January 22, 2024

Summary: replication of Moretti (2021)

Moretti (2021) is about agglomeration effects in innovation: do inventors patent more when they’re around other inventors? In other words, does the size of tech clusters cause patenting? This question is relevant for housing policy, because high housing costs prevent inventors from congregating in tech clusters. So if agglomeration effects are large, then constraints on housing supply are hampering overall technological progress.

Moretti finds a positive correlation between the number of patents an inventor has and the size of the tech cluster they’re in. But since correlation is not causation, Moretti uses two other techniques to establish a causal link: an event study and an instrumental variables strategy. In my replication, I find that both supporting results have coding errors, and correcting the errors overturns the results. Hence, we’re left wondering whether the main finding is causal or not.

One source of confounding is selection bias, where promising young inventors select into large tech clusters. This would generate a correlation between patents and cluster size, but not from size causing patenting. To test this, Moretti uses an event study, where the event is inventors moving to a different city. By using cluster size before and after the move, we can see whether cluster size affects patenting. And if there is selection, we should see an increase in patenting in the years before an inventor moves.

Moretti finds a big increase in patents in the year an inventor moves, and no sign of selection. But there’s a coding error. The event study estimates one coefficient per year, by interacting the treatment variable with a year indicator. But Moretti did not do this interaction for the year of the move. So β0, the corresponding coefficient, is estimated using data from all years, instead of capturing the effect only in the year of the move. When I include the proper interaction, the big effect goes away. So the event study does not even provide evidence for agglomeration effects, let alone test for selection bias.

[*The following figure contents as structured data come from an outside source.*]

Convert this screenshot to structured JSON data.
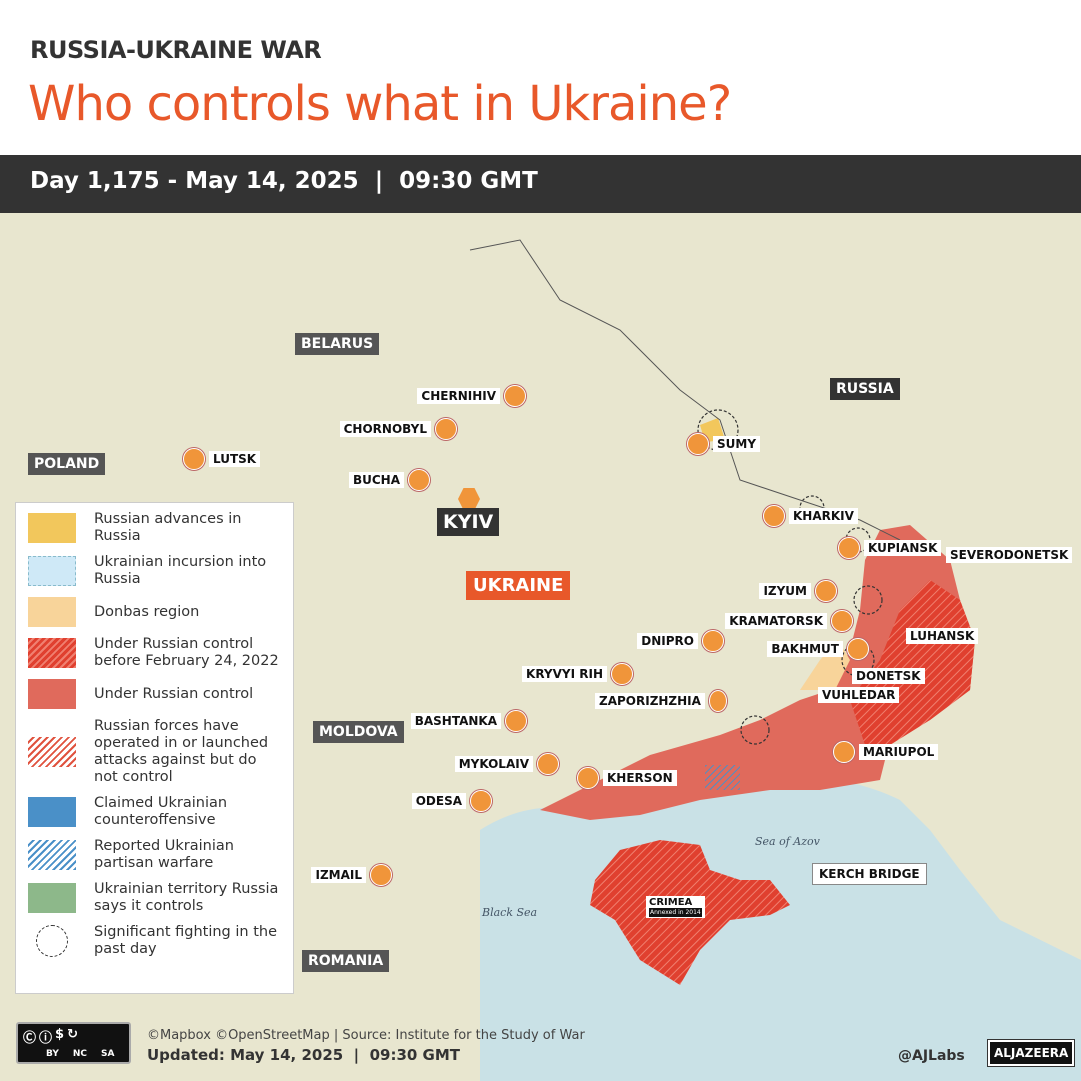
{
  "header": {
    "kicker": "RUSSIA-UKRAINE WAR",
    "title": "Who controls what in Ukraine?",
    "subtitle": "Day 1,175 - May 14, 2025  |  09:30 GMT"
  },
  "countries": {
    "belarus": "BELARUS",
    "russia": "RUSSIA",
    "poland": "POLAND",
    "ukraine": "UKRAINE",
    "moldova": "MOLDOVA",
    "romania": "ROMANIA"
  },
  "seas": {
    "black_sea": "Black Sea",
    "azov": "Sea of Azov"
  },
  "capital": "KYIV",
  "cities": [
    "CHERNIHIV",
    "CHORNOBYL",
    "LUTSK",
    "BUCHA",
    "SUMY",
    "KHARKIV",
    "KUPIANSK",
    "SEVERODONETSK",
    "IZYUM",
    "KRAMATORSK",
    "BAKHMUT",
    "LUHANSK",
    "DNIPRO",
    "KRYVYI RIH",
    "DONETSK",
    "ZAPORIZHZHIA",
    "VUHLEDAR",
    "BASHTANKA",
    "MARIUPOL",
    "MYKOLAIV",
    "KHERSON",
    "ODESA",
    "IZMAIL"
  ],
  "crimea": {
    "label": "CRIMEA",
    "note": "Annexed in 2014"
  },
  "kerch": "KERCH BRIDGE",
  "legend": [
    {
      "label": "Russian advances in Russia",
      "color": "#f2c75c"
    },
    {
      "label": "Ukrainian incursion into Russia",
      "color": "#cfe9f7"
    },
    {
      "label": "Donbas region",
      "color": "#f8d49a"
    },
    {
      "label": "Under Russian control before February 24, 2022",
      "color": "#e0533f"
    },
    {
      "label": "Under Russian control",
      "color": "#e06a5c"
    },
    {
      "label": "Russian forces have operated in or launched attacks against but do not control",
      "color": "#f0a096"
    },
    {
      "label": "Claimed Ukrainian counteroffensive",
      "color": "#4a90c8"
    },
    {
      "label": "Reported Ukrainian partisan warfare",
      "color": "#4a90c8"
    },
    {
      "label": "Ukrainian territory Russia says it controls",
      "color": "#8db88a"
    },
    {
      "label": "Significant fighting in the past day",
      "color": "#333333"
    }
  ],
  "footer": {
    "credits": "©Mapbox ©OpenStreetMap | Source: Institute for the Study of War",
    "updated": "Updated: May 14, 2025  |  09:30 GMT",
    "handle": "@AJLabs",
    "brand": "ALJAZEERA",
    "license": [
      "BY",
      "NC",
      "SA"
    ]
  }
}
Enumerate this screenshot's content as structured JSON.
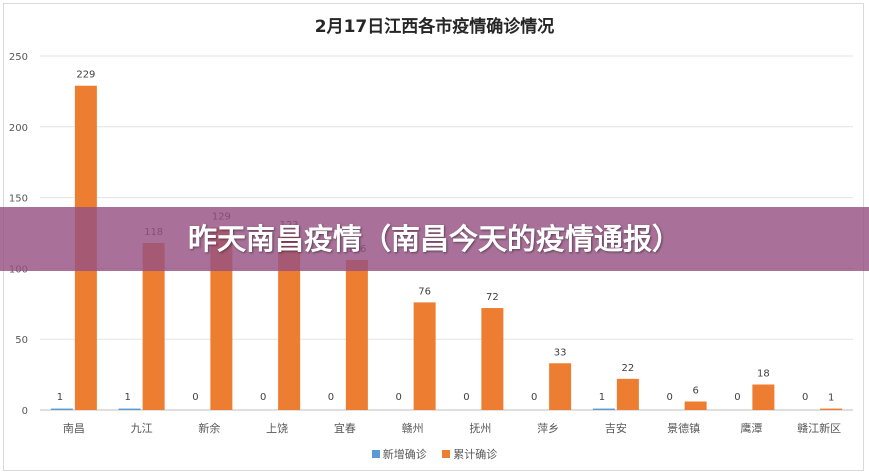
{
  "colors": {
    "new_series": "#5b9bd5",
    "total_series": "#ed7d31",
    "banner": "#965282"
  },
  "banner": {
    "text": "昨天南昌疫情（南昌今天的疫情通报）"
  },
  "chart_data": {
    "type": "bar",
    "title": "2月17日江西各市疫情确诊情况",
    "categories": [
      "南昌",
      "九江",
      "新余",
      "上饶",
      "宜春",
      "赣州",
      "抚州",
      "萍乡",
      "吉安",
      "景德镇",
      "鹰潭",
      "赣江新区"
    ],
    "series": [
      {
        "name": "新增确诊",
        "values": [
          1,
          1,
          0,
          0,
          0,
          0,
          0,
          0,
          1,
          0,
          0,
          0
        ]
      },
      {
        "name": "累计确诊",
        "values": [
          229,
          118,
          129,
          123,
          106,
          76,
          72,
          33,
          22,
          6,
          18,
          1
        ]
      }
    ],
    "ylim": [
      0,
      250
    ],
    "yticks": [
      0,
      50,
      100,
      150,
      200,
      250
    ],
    "grid": true,
    "legend": "bottom"
  }
}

The other source of confounding is omitted variable bias driving both patenting and cluster size. For example, a city subsidizing biotech firms would increase both biotech patents and the size of the local biotech cluster. To address this, Moretti uses an instrumental variables strategy. The idea is to use the number of inventors in other cities as a proxy (or ‘instrument’) for your own cluster size, to avoid bias from factors like local subsidies.

When constructing this proxy, Moretti calculates the change over time in other-city cluster size. That is, we do this subtraction: “other-city cluster size this year” minus “other-city cluster size last year”. However, there’s another coding error. Moretti did not sort the data by city, so this subtraction is taken across different cities, which doesn’t make sense. The code is mixing up cities, doing “city A’s other-city cluster size this year” minus “city B’s other-city cluster size last year”. Correcting this error makes the results go away. As with the event study, the instrumental variable strategy does not provide evidence against confounding.

So there is a positive correlation between patenting and cluster size, but it’s unclear whether we should interpret it as a causal effect.